Smiling person holds up cash.

Image source: Getty Images.

1. Owl Rock Capital: 9.17% dividend yield

Owl Rock Capital (OBDC 0.17%) provides loans to middle-market companies that have earnings before interest, taxes, depreciation, and amortization (EBITDA) in the $10 million to $250 million range and annual revenues of $50 million to $2.5 billion. 

It's a business development company (BDC), so it must follow tax rules similar to those imposed on real estate investment trusts (REITs). One of those rules requires BDCs to pay out 90% of their taxable income annually in the form of dividends -- which explains its high yield.

Owl Rock believes that institutional investors neglect middle-market companies and instead focus on lending to the biggest companies. While the loans it makes could be risky, 73% of its portfolio is made up of first-lien loans -- i.e., loans that get paid first in the event of a liquidation -- and 14% are second-lien loans.

Through the first six months of 2022, Owl Rock's total investment income grew by 14%. It also saw unrealized losses on its portfolio of $238 million due to market volatility and widening credit spreads.

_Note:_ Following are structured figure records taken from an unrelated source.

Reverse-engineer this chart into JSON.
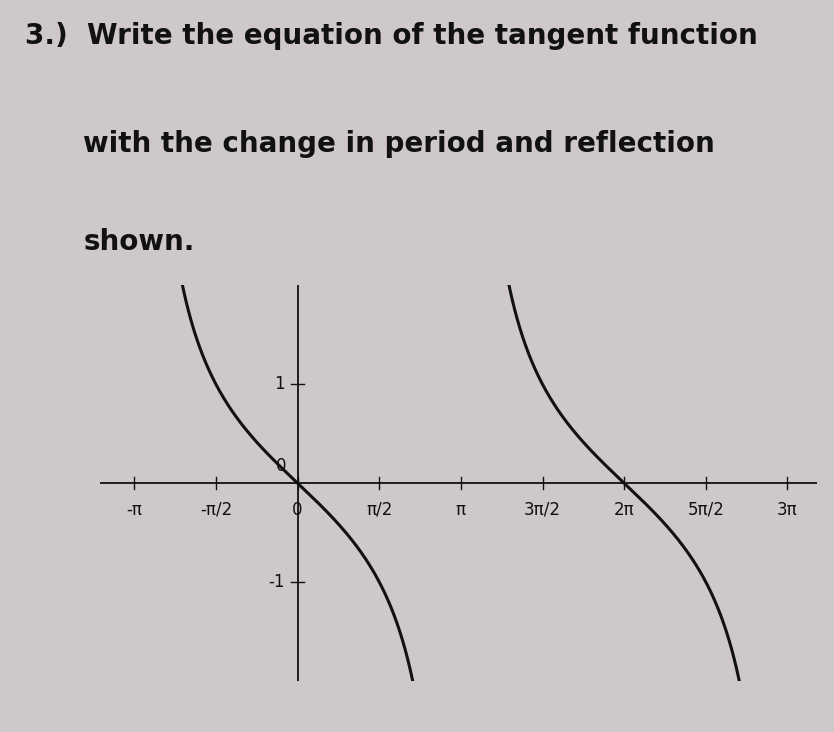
{
  "title_line1": "3.)  Write the equation of the tangent function",
  "title_line2": "with the change in period and reflection",
  "title_line3": "shown.",
  "background_color": "#cfc8c8",
  "curve_color": "#111111",
  "axis_color": "#111111",
  "xlim_left": -3.8,
  "xlim_right": 10.0,
  "ylim_bottom": -2.0,
  "ylim_top": 2.0,
  "yticks": [
    -1,
    1
  ],
  "xtick_labels": [
    "-π",
    "-π/2",
    "0",
    "π/2",
    "π",
    "3π/2",
    "2π",
    "5π/2",
    "3π"
  ],
  "xtick_vals": [
    -3.14159,
    -1.5708,
    0,
    1.5708,
    3.14159,
    4.71239,
    6.28318,
    7.85398,
    9.42478
  ],
  "line_width": 2.2,
  "title_fontsize": 20,
  "tick_fontsize": 12,
  "title_color": "#111111"
}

While there is risk in investing in a BDC, Owl Rock expects broadly rising interest rates to result in it collecting higher net interest income. In its second-quarter 10Q regulatory filing, the company said it expects that a 100 basis point increase in interest rates would increase its interest income by $115 million and its net income by $78 million. The company also believes that market volatility creates excellent opportunities to lend to middle-market companies as banks pull back on providing those businesses with financing.

2. Moelis & Company: 5.35% dividend yield

Moelis & Co. (MC -1.71%) advises clients on mergers and acquisitions, debt restructuring, and raising money through capital markets.

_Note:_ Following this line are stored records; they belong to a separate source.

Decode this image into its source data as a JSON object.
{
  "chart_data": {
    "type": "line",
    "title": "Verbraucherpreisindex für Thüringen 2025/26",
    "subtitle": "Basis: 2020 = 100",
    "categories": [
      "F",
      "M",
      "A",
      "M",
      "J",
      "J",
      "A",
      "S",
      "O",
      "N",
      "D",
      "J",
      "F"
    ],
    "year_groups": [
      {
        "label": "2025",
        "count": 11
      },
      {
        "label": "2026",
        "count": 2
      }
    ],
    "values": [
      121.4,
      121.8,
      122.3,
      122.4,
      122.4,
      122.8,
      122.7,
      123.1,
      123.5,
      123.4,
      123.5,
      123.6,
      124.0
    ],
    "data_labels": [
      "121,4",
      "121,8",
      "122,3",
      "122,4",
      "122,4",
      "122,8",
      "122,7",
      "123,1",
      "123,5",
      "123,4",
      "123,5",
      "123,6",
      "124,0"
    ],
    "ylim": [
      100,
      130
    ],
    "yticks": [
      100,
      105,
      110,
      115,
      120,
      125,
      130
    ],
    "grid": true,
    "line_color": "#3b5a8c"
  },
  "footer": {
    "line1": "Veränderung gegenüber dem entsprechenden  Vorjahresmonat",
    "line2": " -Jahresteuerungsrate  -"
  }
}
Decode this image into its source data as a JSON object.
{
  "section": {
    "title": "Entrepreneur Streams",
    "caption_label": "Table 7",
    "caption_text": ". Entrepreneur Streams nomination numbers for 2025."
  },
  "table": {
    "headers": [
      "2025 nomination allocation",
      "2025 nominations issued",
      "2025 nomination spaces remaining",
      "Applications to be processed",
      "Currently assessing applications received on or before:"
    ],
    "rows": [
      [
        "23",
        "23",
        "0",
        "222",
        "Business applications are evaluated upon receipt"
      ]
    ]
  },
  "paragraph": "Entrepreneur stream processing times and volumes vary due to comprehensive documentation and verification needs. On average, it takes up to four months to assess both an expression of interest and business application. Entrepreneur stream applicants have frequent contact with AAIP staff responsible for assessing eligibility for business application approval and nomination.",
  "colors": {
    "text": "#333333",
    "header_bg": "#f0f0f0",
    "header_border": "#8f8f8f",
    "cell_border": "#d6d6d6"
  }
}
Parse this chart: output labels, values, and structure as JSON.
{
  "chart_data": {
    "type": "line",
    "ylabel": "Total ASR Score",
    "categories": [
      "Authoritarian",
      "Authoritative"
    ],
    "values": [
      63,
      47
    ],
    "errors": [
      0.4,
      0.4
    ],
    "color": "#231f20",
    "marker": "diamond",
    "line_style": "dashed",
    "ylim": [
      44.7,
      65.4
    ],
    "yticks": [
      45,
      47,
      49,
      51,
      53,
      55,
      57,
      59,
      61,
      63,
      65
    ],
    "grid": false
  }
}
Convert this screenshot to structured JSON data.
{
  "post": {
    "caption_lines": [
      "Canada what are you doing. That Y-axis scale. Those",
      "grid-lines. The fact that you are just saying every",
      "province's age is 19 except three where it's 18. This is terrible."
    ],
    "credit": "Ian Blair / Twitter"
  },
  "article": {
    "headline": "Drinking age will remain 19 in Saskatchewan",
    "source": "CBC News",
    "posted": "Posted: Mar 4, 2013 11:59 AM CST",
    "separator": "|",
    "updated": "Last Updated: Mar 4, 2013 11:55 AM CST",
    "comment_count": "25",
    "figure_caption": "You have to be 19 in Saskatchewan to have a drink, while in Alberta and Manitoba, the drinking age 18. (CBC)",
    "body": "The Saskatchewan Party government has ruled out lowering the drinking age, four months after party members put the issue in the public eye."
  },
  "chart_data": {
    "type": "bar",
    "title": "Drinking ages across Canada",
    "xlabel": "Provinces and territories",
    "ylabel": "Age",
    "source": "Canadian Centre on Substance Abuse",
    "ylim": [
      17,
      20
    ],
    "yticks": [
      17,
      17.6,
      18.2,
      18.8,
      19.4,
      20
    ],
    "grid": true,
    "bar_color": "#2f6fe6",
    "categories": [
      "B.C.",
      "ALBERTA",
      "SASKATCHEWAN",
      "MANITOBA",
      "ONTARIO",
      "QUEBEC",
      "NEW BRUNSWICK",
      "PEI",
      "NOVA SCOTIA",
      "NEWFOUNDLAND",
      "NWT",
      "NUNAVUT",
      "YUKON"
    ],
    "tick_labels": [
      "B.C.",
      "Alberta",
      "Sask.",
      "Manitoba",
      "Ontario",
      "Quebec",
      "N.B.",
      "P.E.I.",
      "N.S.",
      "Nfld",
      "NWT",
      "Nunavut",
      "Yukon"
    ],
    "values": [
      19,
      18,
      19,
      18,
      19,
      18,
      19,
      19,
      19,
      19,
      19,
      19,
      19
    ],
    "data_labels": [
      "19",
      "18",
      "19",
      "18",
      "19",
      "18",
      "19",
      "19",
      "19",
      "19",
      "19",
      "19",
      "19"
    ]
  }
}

The company experienced a slowdown in business this year due to a broad downturn in M&A deals and equity offerings. Through the first six months of 2022, its revenue fell 13%, while an uptick in expenses caused net income to fall by 31% from last year. Despite this, the company is in a strong capital position, with $277 million in cash and liquid investments, and no debt.

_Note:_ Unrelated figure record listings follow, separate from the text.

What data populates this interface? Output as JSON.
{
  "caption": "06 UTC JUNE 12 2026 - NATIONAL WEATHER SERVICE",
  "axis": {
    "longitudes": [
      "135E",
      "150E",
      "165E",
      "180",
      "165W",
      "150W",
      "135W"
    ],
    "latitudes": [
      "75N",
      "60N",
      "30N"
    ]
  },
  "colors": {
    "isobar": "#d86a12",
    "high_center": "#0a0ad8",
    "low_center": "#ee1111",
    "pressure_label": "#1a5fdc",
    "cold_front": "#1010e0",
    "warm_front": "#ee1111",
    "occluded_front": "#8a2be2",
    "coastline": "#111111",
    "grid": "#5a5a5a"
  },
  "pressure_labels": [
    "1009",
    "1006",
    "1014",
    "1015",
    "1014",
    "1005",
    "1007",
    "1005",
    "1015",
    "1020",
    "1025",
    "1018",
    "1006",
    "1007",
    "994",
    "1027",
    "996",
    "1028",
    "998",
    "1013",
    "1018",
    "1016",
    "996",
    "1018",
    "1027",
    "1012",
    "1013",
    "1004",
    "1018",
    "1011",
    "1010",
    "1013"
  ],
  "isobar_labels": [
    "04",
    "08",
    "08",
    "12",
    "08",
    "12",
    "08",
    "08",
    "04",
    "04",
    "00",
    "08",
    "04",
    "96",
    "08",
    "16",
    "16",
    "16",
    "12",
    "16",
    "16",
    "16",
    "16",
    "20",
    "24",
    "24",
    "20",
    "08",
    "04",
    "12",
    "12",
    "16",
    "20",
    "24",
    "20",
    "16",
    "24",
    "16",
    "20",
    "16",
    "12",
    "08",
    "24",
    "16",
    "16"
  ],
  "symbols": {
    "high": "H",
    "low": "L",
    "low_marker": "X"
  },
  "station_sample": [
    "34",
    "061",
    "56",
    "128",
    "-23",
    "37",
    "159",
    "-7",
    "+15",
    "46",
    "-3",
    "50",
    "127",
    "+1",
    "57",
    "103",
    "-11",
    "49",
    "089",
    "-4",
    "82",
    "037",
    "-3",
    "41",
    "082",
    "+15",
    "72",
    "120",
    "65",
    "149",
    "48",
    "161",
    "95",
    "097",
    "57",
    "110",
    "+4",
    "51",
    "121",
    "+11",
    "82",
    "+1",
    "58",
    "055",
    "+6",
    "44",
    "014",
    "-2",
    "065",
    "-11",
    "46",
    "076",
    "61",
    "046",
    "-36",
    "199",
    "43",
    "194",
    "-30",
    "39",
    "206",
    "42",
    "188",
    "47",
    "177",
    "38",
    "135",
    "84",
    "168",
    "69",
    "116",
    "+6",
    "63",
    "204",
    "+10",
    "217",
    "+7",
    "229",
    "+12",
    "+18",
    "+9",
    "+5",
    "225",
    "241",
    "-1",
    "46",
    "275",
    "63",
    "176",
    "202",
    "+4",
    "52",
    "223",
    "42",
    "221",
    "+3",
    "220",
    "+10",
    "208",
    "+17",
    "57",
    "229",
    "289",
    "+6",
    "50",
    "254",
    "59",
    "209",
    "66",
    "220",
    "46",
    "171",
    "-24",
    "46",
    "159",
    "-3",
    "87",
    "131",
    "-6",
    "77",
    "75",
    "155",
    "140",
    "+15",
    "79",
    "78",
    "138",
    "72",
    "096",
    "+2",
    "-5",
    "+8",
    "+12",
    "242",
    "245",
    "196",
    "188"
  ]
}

Moelis & Co. is also committed to returning all its excess cash to shareholders, which results in attractive payouts when times are good. Last year, it declared two special dividends totaling $4.50 per share. Combined with its regular dividend, its payouts yielded 11% based on its year-end closing price of $62 per share.

Armed with a strong balance sheet, the firm is ready to take advantage of what the market throws at it. If economic conditions deteriorate further, demand could pick up for its debt restructuring business, and if conditions improve, demand for its investment banking services could rebound.

Either way, Moelis & Co. is a solid company that's committed to returning its excess profits to shareholders.

3. New York Community Bancorp: 6.54% dividend yield

New York Community Bancorp (NYCB -3.52%) has 230 branches across New York, New Jersey, Florida, Ohio, and Arizona. It primarily lends money to buyers of multifamily properties in New York City, focusing on non-luxury, rent-regulated markets.

One of the bank's biggest strengths is its high-quality loans. Its portfolio of loans has outperformed those of its banking peers over the past 30 years. And while New York Community Bancorp hasn't increased its dividend in several years, its payout gives it a yield that exceeds those of nearly all of its peers.

The bank is awaiting regulatory approval of its $2.6 billion acquisition of Flagstar Bancorp, which would help expand its deposit base and make it a top-six mortgage banker in the U.S. Assuming the merger is approved, New York Community Bancorp's growing business and high dividend yield could make it another solid income stock for your portfolio.